Engineering Dean Patrick Mather Awarded NSF Grant to Develop Next-generation Biomaterials

September 26, 2016

by Matt Hughes

When human knees wear out, medicine's approach to helping patients cope is not unlike fixing a broken piece of a car's suspension — doctors surgically swap the worn-out original with a synthetic replacement. While it's a common surgery that more than a half-million Americans undergo each year, it's complex and necessitates a long recovery period.

Patrick Mather, the new dean of the College of Engineering at Bucknell University, wonders if the same result can't be achieved through a much less invasive approach: making a smaller incision to insert a scaffold seeded with the patient's own cells, which then regenerate the cartilage that has worn out over time.

A $360,000 National Science Foundation grant awarded in August is helping Mather and two collaborators from Syracuse University take one step closer to making that concept, and countless other applications of tissue engineering, a reality.

"The future of human health will be to replace our tissues and organs to address disease or injury," Mather said. "We would take cells — and increasingly it looks like we can harvest stem cells just from your skin — grow them in culture until we have enough, and seed them onto a scaffold in the appropriate shape"

"There would still be surgery, but it would be much less dramatic," he continued. "And there's no immune response to be concerned about when we put this back into your body — it's your own tissue."

Knee surgery is an apt example of the technology's promise since Mather's two collaborators (Syracuse University professors Jay Henderson and Ian Hosein) specialize in orthopedic biomaterials, but Mather explained that smart biomaterials have potential to impact a wide range of medical fields, helping patients regenerate ligaments, muscles and even whole organs.

The team's research involves creating polymer scaffolds on which cells can be seeded and grown. The scaffolds resemble sheets of gauze, yet they can change their shape when exposed to elements such as water and heat. Mather likens the material to a rubber band that's been stretched and then flash-frozen with liquid nitrogen. It wants to return to a shorter length, but has no mobility to get there until it thaws. For the new materials, this state of suspended animation (a material "pause") exists at body temperature; heating or hydrating the material can then reanimate the material, like hitting the "play" button. The team is specifically interested in biomaterials that respond to enzymatic actions of cells and to light — both novel reactions for smart biomaterials.

Much of the experimental material will be produced by students, who are the main beneficiaries of the grant at Bucknell. Of the total grant, $60,000 is dedicated to Bucknell, all of which will support stipends for undergraduate and master's-level student researchers over the next three years.

Under the guidance of Mather and Syracuse University graduate student Matt Ali, a visiting scientist in Mather's lab, student researchers will "print" polymer sheets using an electro-spinning machine.

"I'm helping set up the new lab and working with the new machine," said Allison Horn '18, who began working with Mather this fall. "I would never have the opportunity to become as adept at using this technique without working with Dean Mather.

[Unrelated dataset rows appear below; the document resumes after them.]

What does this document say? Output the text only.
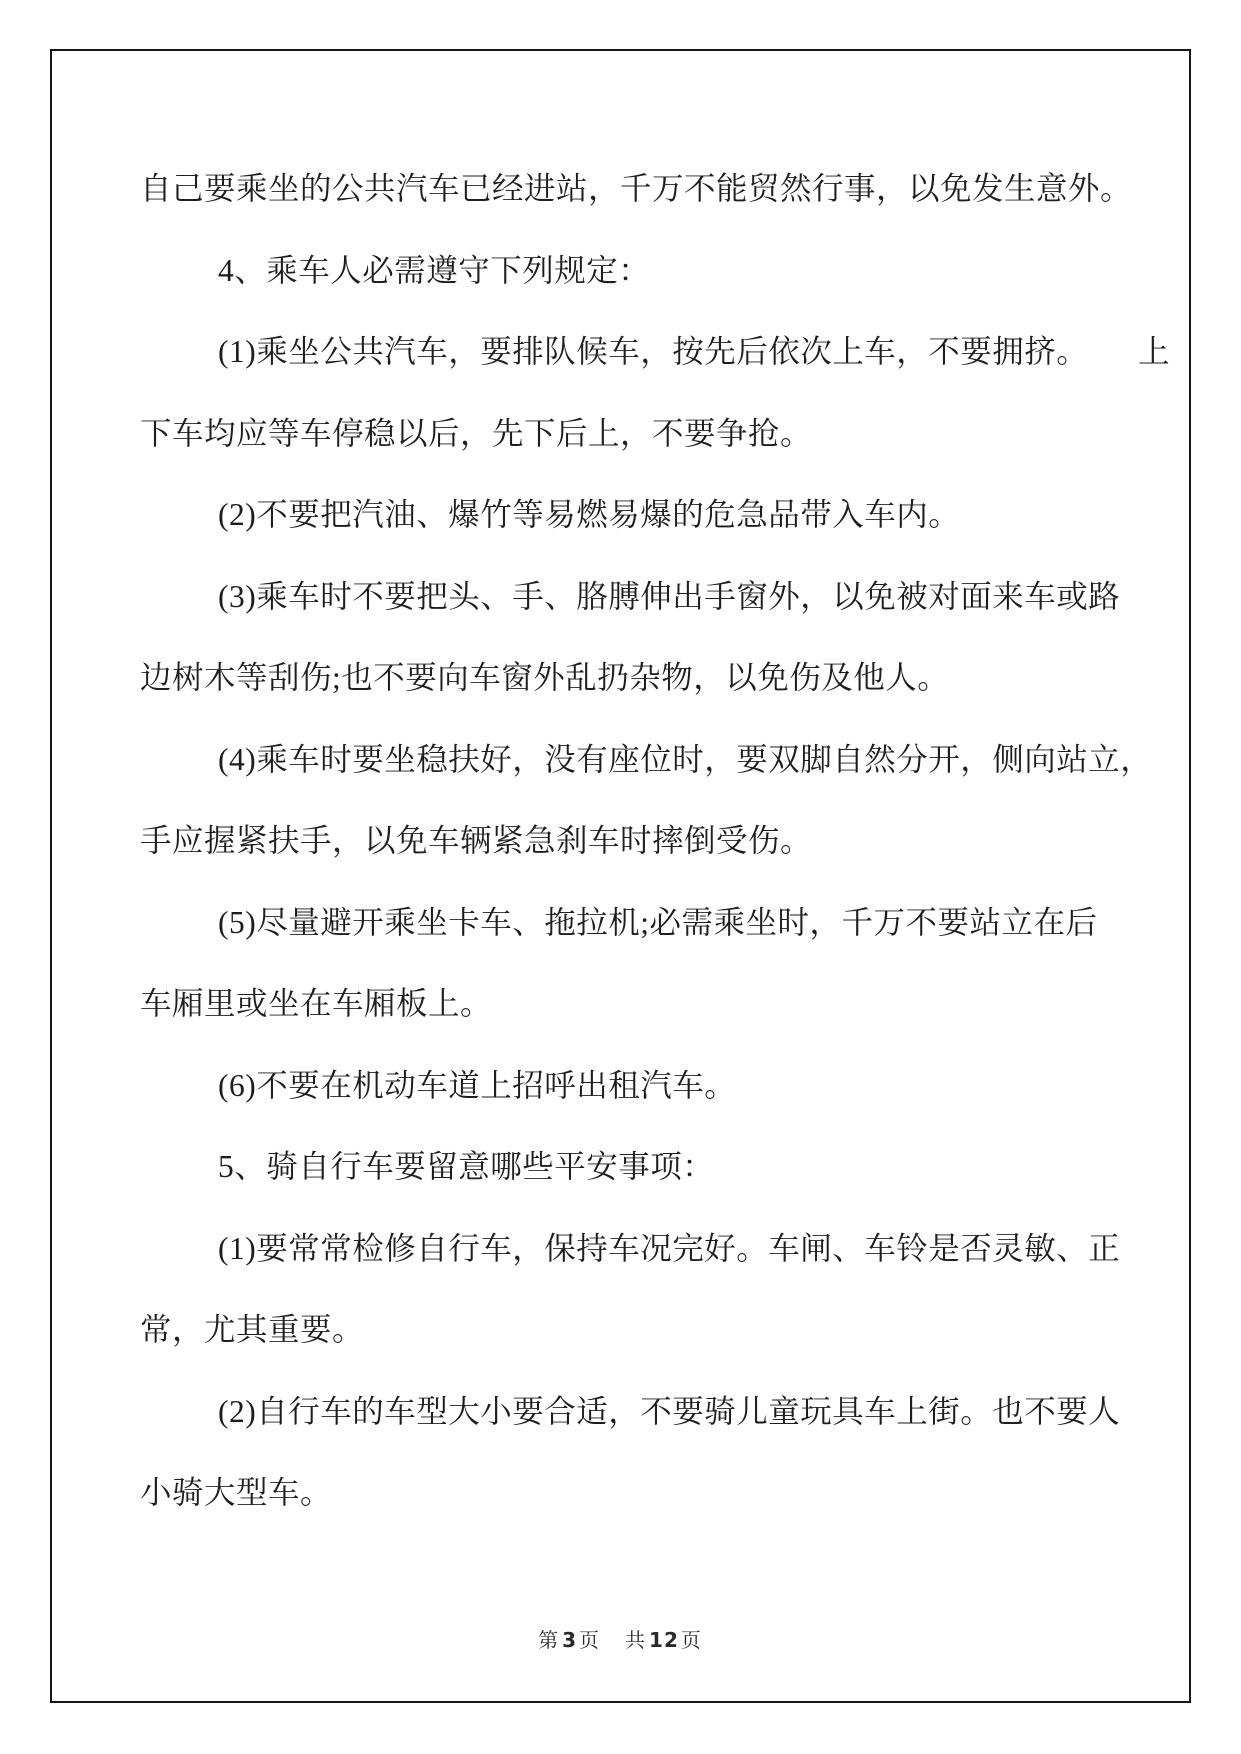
自己要乘坐的公共汽车已经进站，千万不能贸然行事，以免发生意外。
4、乘车人必需遵守下列规定：
上
(1)乘坐公共汽车，要排队候车，按先后依次上车，不要拥挤。
下车均应等车停稳以后，先下后上，不要争抢。
(2)不要把汽油、爆竹等易燃易爆的危急品带入车内。
(3)乘车时不要把头、手、胳膊伸出手窗外，以免被对面来车或路
边树木等刮伤;也不要向车窗外乱扔杂物，以免伤及他人。
(4)乘车时要坐稳扶好，没有座位时，要双脚自然分开，侧向站立，
手应握紧扶手，以免车辆紧急刹车时摔倒受伤。
(5)尽量避开乘坐卡车、拖拉机;必需乘坐时，千万不要站立在后
车厢里或坐在车厢板上。
(6)不要在机动车道上招呼出租汽车。
5、骑自行车要留意哪些平安事项：
(1)要常常检修自行车，保持车况完好。车闸、车铃是否灵敏、正
常，尤其重要。
(2)自行车的车型大小要合适，不要骑儿童玩具车上街。也不要人
小骑大型车。
第 3 页 共 12 页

I'm excited to learn how to apply knowledge from my classes to create a useful product."

Housed in a Plexiglas box, the electrospinner, which was purchased by Bucknell this summer, contains a horizontally-mounted metal drum roughly one foot long and four inches in diameter, which spins. A frame stands above the drum holding metal syringe nozzles on each side, connected by tubes to pumps. Turn the device on, and it can spray a blend of two different polymers and solvent through the nozzles, which can, along with the drum, be electrically charged. The nozzles and drum are charged to opposing polarities, which serves to draw the polymer onto the drum in whiplike strands, thinner than a single micron. A human hair, by comparison, is about 30 microns wide.

To create materials that achieve the effect they want, Mather and his team need to find the right "recipes" for polymer/solvent blends that go into the syringes, as well as the right voltage and spin speed.

"There are many combinations of materials possible, so we'll be making a ton of materials," Mather said. "Ninety percent of what we make will not do what we want it to do. Everything needs to be just right. Considering the challenge ahead, one of my jobs as the lab leader will be to keep everybody motivated."

Additional biological work will be completed at Syracuse. Mather intends to bring his students to the labs there to hand-deliver prototypes.

Eventually, Mather and his co-researchers hope to refine a production process that can be patented, and which will have applications in a wide range of biomedical and clinical fields.

Even if they don't reach that goal in the span of this grant, "we're discovering new knowledge and compositions," Mather said. "We will be excited to share the news with our scientific peers."